I love my superfood breakfasts. I wish I could have time every morning to make one of them. In real life I usually eat one or two pieces of seasonal fruit (nowadays it is an apple) and have a quick bite a bit later: most of the times it’s a piece of toast with almond or cashew butter and my mom’s sugar-free plum jam on top.
Chia seeds and chia pudding is getting more and more popular. The seeds are native to South America and have been a staple in Mayan and Aztec diets for centuries.
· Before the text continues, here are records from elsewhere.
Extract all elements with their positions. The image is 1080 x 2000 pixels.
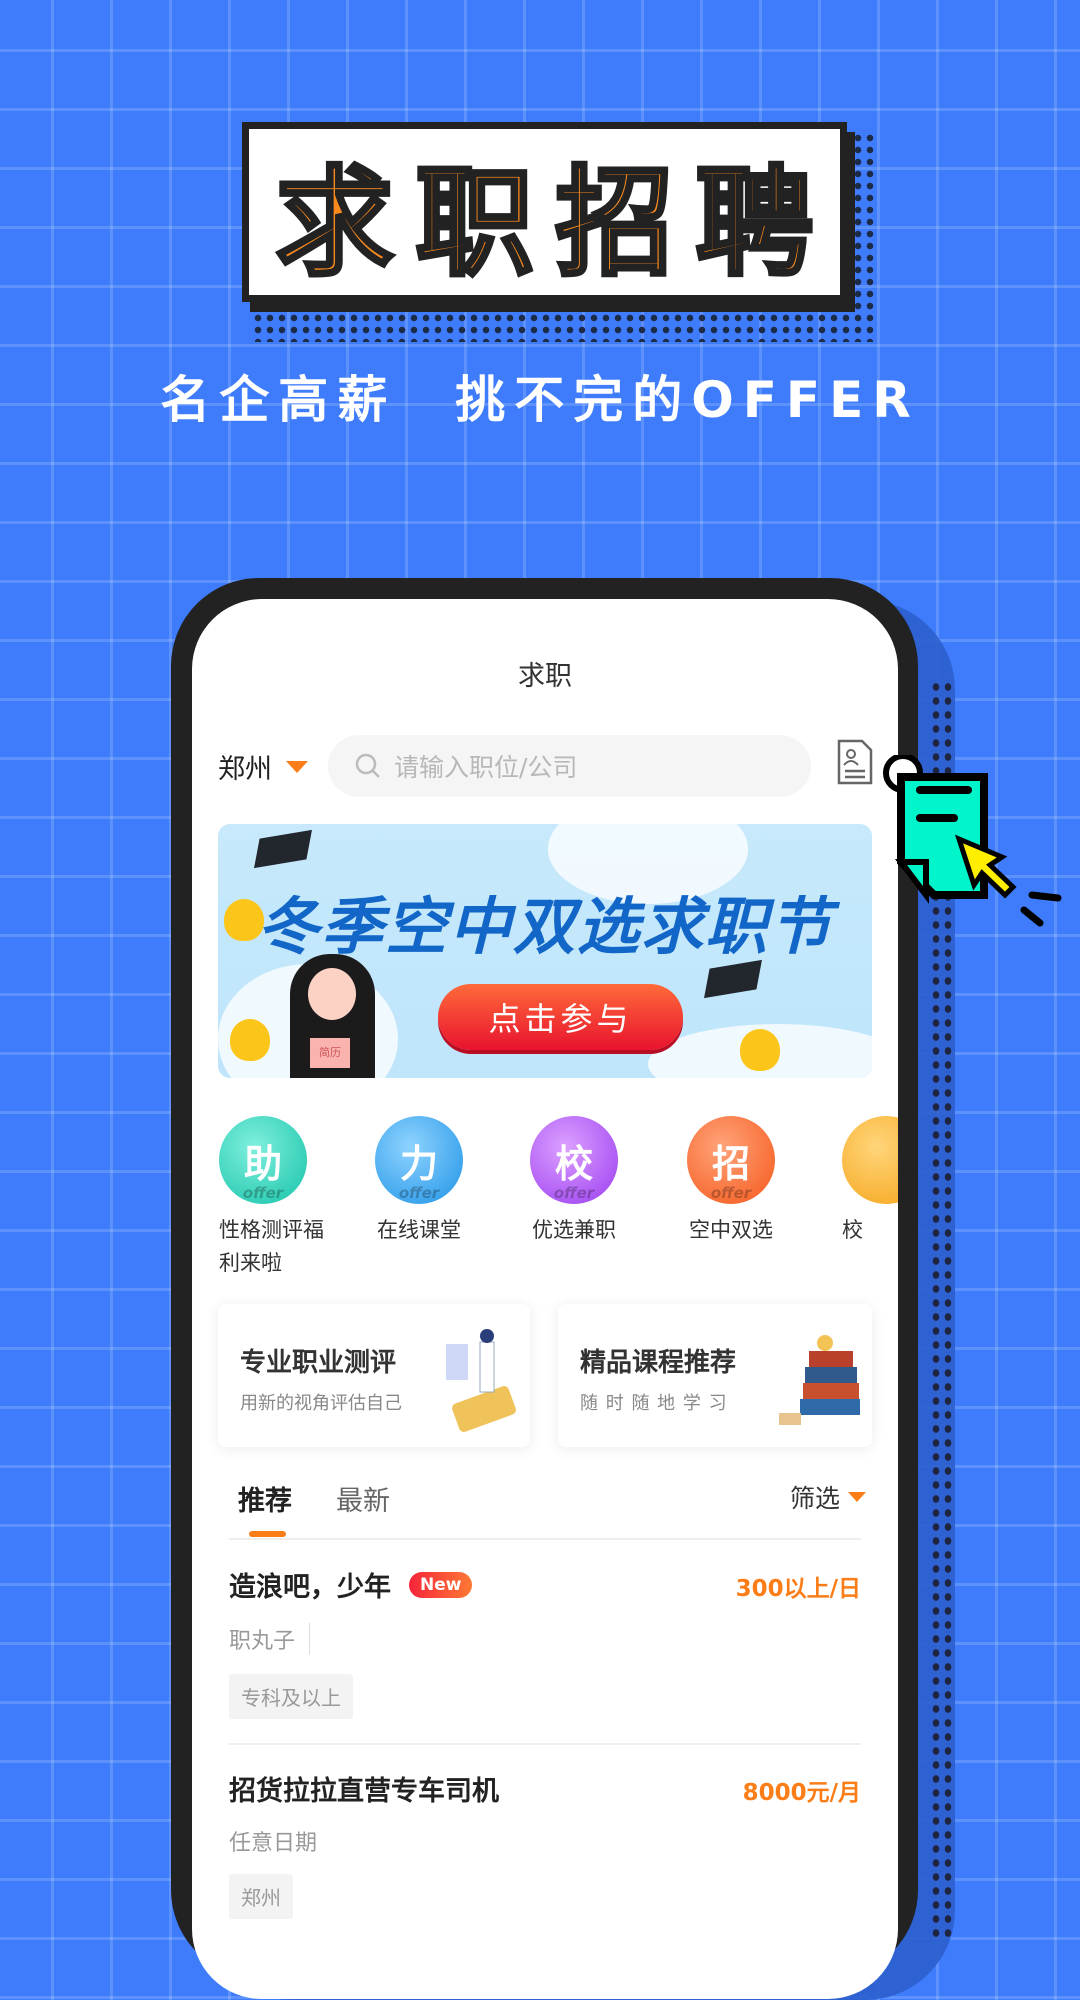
card-course-recommend[interactable]: 精品课程推荐 随 时 随 地 学 习 <box>558 1304 872 1447</box>
quick-item-online-class[interactable]: 力 offer 在线课堂 <box>349 1116 489 1247</box>
resume-icon[interactable] <box>837 739 873 785</box>
quick-item-air-selection[interactable]: 招 offer 空中双选 <box>661 1116 801 1247</box>
job-tag: 郑州 <box>229 1874 293 1919</box>
filter-button[interactable]: 筛选 <box>790 1479 867 1515</box>
job-date: 任意日期 <box>229 1831 318 1856</box>
flower-icon <box>230 1019 270 1061</box>
promo-subtitle: 名企高薪 挑不完的OFFER <box>160 371 920 429</box>
job-company: 职丸子 <box>229 1623 311 1655</box>
active-tab-indicator <box>249 1531 286 1537</box>
quick-item-part-time[interactable]: 校 offer 优选兼职 <box>504 1116 644 1247</box>
quick-item-icon <box>842 1116 898 1204</box>
quick-item-icon: 招 offer <box>687 1116 775 1204</box>
chevron-down-icon <box>286 760 308 773</box>
career-test-illustration <box>446 1329 516 1432</box>
quick-item-personality-test[interactable]: 助 offer 性格测评福利来啦 <box>193 1116 333 1280</box>
quick-item-icon: 力 offer <box>375 1116 463 1204</box>
card-career-test[interactable]: 专业职业测评 用新的视角评估自己 <box>218 1304 530 1447</box>
event-banner[interactable]: 简历 冬季空中双选求职节 点击参与 <box>218 824 872 1078</box>
phone-screen: 求职 郑州 请输入职位/公司 简历 冬季空中双选求职节 点击参与 助 offer … <box>192 599 898 1999</box>
city-selector[interactable]: 郑州 <box>218 747 308 786</box>
quick-item-icon: 校 offer <box>530 1116 618 1204</box>
search-placeholder: 请输入职位/公司 <box>394 753 578 782</box>
divider <box>229 1743 861 1745</box>
job-title: 造浪吧，少年 <box>229 1572 391 1603</box>
search-input[interactable]: 请输入职位/公司 <box>328 735 811 797</box>
job-salary: 8000元/月 <box>742 1780 861 1806</box>
quick-item-partial[interactable]: 校 <box>842 1116 898 1256</box>
search-icon <box>355 753 380 778</box>
books-illustration <box>779 1335 860 1425</box>
tab-latest[interactable]: 最新 <box>336 1479 390 1518</box>
job-tag: 专科及以上 <box>229 1674 353 1719</box>
graduate-illustration: 简历 <box>290 954 375 1078</box>
banner-title: 冬季空中双选求职节 <box>256 890 833 963</box>
city-label: 郑州 <box>218 754 272 785</box>
resume-click-sticker-icon <box>883 755 1062 927</box>
tab-recommend[interactable]: 推荐 <box>238 1479 292 1518</box>
job-list-item[interactable]: 造浪吧，少年 New 300以上/日 职丸子 专科及以上 <box>192 1559 898 1739</box>
new-badge: New <box>409 1571 473 1598</box>
grad-cap-icon <box>254 829 312 869</box>
promo-title: 求职招聘 <box>273 152 836 294</box>
flower-icon <box>740 1029 780 1071</box>
join-button[interactable]: 点击参与 <box>438 984 683 1050</box>
divider <box>229 1538 861 1540</box>
chevron-down-icon <box>848 1492 867 1502</box>
nav-title: 求职 <box>518 661 572 692</box>
quick-item-icon: 助 offer <box>219 1116 307 1204</box>
job-salary: 300以上/日 <box>735 1576 861 1602</box>
job-list-item[interactable]: 招货拉拉直营专车司机 8000元/月 任意日期 郑州 <box>192 1767 898 1947</box>
job-title: 招货拉拉直营专车司机 <box>229 1776 499 1807</box>
promo-title-box: 求职招聘 <box>242 122 847 302</box>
The word chia is derived from the Nahuatl word chian, meaning oily.
I’m trying to eat as much as I can because of its nutritional benefits:
– they can help your diet by making you feel full (it’s because they absorb 10 times their weight in water, forming a bulky gel)
– they are the richest plant source of Omega-3
– chia seeds slow down how fast our bodies convert carbohydrates into simple sugars, studies indicate they can control blood sugar
– they are an excellent source of fiber, with a whopping 10 grams in only 2 tablespoons
– chia seeds are rich in antioxidants that help protect the body from free radicals, aging and cancer
– chia seeds contain no gluten or grains
– the outer layer of chia seeds swells when mixed with liquids to form a gel (this can used in place of eggs to lower cholesterol and increase the nutrient content of foods and baked goods)
(More info here.)
I used chia seeds before but mostly to place an egg in vegan cakes. Chia seeds are very similar to flax seeds – if they are mixed with water its consistency becomes gel.
Don’t miss this pudding, it’s not only a healthy choice for breakfast but it tastes divine!
Vegan Banana Chia Pudding
Ingredients (serves 2)
– 2-3 ripe bananas, smashed with a fork
– 4 tablespoons chia seeds
– 1 and 1/4 cups almond milk (you can use rice, oat or soymilk too)
– 1 vanilla bean, split and seeded
– hazelnut
Method
Prepare your breakfast a day before. In a bowl mix chia seeds with almond milk and let it rest in the fridge for the night.
The next day toast the hazelnut in a dry non-stick pan for 7-8 minutes and chop them roughly.
Mix together the chia almond milk pudding with the smashed bananas and vanilla. Serve in little bowls with the toasted hazelnut.